From human to animals
Of the animals that turn out to be susceptible to the virus, those that humans spend the most time with are the most likely to get infected, says disease ecologist Peter Daszak, president of EcoHealth Alliance. Daszak was part of a virus surveillance team that in 2017 warned about multiple SARS-like viruses in a bat cave in Southern China. More time together means more opportunities for the virus to make the jump from human to animal, he says.

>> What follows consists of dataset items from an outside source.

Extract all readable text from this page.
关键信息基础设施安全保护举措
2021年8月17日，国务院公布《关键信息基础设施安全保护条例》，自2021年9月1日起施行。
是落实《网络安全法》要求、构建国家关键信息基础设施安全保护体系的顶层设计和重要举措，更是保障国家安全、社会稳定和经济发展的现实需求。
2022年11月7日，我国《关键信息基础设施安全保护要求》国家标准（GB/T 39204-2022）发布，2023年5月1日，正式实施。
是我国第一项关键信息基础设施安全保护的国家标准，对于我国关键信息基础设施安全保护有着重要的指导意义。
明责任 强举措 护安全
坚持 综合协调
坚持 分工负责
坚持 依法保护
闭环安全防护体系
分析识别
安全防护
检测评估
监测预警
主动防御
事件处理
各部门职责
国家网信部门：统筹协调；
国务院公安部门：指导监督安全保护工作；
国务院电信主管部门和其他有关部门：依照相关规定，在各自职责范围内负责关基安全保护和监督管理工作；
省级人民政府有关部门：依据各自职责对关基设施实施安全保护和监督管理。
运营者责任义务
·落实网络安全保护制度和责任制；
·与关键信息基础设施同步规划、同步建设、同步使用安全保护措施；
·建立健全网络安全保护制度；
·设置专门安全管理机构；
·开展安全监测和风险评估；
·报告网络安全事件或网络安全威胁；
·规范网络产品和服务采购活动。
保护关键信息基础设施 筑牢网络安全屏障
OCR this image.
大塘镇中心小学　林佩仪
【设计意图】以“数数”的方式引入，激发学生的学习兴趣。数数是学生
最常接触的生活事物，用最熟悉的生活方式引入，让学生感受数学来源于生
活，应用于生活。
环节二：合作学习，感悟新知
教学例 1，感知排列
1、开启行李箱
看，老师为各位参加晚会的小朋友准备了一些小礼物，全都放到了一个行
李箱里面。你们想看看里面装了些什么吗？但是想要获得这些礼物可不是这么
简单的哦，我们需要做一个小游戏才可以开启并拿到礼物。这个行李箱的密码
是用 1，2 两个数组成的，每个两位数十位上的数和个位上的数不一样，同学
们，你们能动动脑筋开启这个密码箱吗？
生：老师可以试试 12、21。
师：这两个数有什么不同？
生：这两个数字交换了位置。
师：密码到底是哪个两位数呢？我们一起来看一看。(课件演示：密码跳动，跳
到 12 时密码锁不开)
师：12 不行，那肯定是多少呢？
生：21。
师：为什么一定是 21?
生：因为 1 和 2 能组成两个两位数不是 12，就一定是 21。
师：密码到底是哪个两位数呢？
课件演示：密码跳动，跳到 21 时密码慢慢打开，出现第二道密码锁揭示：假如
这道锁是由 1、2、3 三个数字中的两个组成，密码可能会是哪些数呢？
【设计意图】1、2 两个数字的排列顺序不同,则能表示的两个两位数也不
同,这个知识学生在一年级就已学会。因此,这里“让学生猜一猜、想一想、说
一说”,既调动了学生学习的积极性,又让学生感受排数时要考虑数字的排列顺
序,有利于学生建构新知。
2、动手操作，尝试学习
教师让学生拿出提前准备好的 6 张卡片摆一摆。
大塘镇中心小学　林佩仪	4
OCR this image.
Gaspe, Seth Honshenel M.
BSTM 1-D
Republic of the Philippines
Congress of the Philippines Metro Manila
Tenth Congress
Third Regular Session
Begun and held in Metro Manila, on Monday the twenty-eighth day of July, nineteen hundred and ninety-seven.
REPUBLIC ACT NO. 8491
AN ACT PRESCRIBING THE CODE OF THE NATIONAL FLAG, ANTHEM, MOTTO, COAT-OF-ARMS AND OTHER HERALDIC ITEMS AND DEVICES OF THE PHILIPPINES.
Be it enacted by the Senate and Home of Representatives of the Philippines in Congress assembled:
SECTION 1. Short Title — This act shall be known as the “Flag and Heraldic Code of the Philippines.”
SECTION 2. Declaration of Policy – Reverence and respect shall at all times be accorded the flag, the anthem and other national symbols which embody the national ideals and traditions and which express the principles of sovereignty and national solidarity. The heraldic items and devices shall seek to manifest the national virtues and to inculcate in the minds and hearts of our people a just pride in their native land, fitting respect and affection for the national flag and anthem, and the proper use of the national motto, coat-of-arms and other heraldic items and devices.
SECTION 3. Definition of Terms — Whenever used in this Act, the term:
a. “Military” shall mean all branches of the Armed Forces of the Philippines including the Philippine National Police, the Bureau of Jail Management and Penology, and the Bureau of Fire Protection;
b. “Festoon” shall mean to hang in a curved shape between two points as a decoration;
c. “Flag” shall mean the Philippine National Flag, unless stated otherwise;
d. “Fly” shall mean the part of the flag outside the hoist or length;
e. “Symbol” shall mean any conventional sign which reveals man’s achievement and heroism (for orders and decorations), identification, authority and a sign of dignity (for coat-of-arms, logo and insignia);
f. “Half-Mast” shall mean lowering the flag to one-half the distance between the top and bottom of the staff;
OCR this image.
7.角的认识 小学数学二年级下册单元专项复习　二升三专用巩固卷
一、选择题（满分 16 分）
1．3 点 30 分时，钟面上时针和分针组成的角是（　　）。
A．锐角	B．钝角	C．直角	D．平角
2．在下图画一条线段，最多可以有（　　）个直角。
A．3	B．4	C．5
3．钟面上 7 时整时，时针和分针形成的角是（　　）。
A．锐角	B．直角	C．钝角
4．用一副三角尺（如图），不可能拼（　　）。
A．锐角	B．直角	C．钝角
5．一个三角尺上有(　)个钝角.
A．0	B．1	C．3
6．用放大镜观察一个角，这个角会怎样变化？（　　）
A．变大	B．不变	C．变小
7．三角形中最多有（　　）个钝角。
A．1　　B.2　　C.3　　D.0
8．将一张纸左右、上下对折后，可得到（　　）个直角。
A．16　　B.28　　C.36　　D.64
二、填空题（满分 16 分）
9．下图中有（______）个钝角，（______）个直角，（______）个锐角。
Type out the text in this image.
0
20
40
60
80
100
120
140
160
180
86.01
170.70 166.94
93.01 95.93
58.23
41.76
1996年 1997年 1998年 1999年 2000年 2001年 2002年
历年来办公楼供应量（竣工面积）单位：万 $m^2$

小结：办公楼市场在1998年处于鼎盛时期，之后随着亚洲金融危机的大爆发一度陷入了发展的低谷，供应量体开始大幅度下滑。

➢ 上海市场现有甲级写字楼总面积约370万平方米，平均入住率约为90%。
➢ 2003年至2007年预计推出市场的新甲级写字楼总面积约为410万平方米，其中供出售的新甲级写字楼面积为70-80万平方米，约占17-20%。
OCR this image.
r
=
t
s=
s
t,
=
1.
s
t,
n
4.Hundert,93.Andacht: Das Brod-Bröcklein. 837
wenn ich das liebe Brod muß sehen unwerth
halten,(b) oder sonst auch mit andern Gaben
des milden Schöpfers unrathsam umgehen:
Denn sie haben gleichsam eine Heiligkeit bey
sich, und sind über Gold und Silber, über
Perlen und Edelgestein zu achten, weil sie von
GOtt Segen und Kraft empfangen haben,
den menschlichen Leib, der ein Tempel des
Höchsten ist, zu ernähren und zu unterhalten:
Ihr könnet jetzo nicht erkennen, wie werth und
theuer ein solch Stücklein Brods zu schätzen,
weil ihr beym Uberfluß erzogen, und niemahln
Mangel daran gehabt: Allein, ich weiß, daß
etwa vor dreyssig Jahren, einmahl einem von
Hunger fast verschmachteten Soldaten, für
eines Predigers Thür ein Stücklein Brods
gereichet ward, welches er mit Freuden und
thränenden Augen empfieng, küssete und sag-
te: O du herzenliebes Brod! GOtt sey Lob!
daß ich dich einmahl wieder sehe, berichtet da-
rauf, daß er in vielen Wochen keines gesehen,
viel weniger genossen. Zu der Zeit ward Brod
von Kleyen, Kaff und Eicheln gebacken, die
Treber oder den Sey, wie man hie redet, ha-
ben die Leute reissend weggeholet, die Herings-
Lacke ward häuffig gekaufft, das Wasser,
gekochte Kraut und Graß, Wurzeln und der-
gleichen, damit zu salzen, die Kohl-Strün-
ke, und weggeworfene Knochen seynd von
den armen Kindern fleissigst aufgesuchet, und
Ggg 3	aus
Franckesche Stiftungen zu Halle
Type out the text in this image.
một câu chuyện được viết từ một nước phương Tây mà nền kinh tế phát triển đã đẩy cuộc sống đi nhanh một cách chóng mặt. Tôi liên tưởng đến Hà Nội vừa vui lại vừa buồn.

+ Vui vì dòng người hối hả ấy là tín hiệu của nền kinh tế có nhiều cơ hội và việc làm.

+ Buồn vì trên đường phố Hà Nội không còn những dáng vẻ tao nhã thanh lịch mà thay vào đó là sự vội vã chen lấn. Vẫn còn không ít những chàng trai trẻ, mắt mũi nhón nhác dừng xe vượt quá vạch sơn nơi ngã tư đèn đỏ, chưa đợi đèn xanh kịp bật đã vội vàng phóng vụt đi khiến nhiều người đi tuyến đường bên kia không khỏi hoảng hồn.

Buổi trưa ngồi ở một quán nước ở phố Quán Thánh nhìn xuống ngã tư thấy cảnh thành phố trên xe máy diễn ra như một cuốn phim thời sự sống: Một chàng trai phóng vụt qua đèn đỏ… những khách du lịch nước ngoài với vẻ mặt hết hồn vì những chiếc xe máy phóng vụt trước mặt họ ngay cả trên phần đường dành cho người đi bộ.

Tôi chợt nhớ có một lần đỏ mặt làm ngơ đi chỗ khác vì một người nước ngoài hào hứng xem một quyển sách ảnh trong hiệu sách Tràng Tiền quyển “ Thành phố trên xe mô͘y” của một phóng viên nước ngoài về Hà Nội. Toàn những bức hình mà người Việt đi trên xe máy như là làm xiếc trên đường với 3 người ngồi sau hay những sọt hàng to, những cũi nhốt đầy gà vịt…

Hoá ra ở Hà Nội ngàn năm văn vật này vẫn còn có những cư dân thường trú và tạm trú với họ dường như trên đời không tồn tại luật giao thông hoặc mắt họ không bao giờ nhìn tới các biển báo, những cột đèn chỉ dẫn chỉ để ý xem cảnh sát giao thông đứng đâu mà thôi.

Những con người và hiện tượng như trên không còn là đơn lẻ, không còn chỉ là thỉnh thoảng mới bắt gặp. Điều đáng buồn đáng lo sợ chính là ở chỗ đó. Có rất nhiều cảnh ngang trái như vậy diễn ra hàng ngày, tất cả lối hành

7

Even if the virus makes the jump to a new species, there’s no certainty it will colonize and persist in that animal, say virologists. There are a lot of factors that have to work out just right for an animal not only to become a host but to become a host capable of re-introducing the virus to humans.
If it turns out the virus could infect a farm animal, it may cause severe illness or multiple deaths. In that case, the virus might be spotted and the outbreak contained. Or the virus may infect the animals and cause nonspecific symptoms, like diarrhea, that are associated with more common diseases. Or it may cause no symptoms at all. The virus could circulate undetected and never jump back to humans—or, in any matter of months, jump back to humans and kick off a renewed outbreak.
The best approach for monitoring, says Daszak, is to strategically test key species for antibodies to the virus—a sign that the animal fought a successful battle against the virus. Luke O’Neill, an immunologist at Trinity College Dublin, Ireland, says antibody tests are cheap and easy. “It is just like a pregnancy test,” he says. “A drop of blood, you can see it within minutes if you have the antibodies or not.”
It’s a “low probability that the virus will go from a sick person back into an animal,” Daszak says. But then again, he muses, “it was a low probability that it emerged in the first place.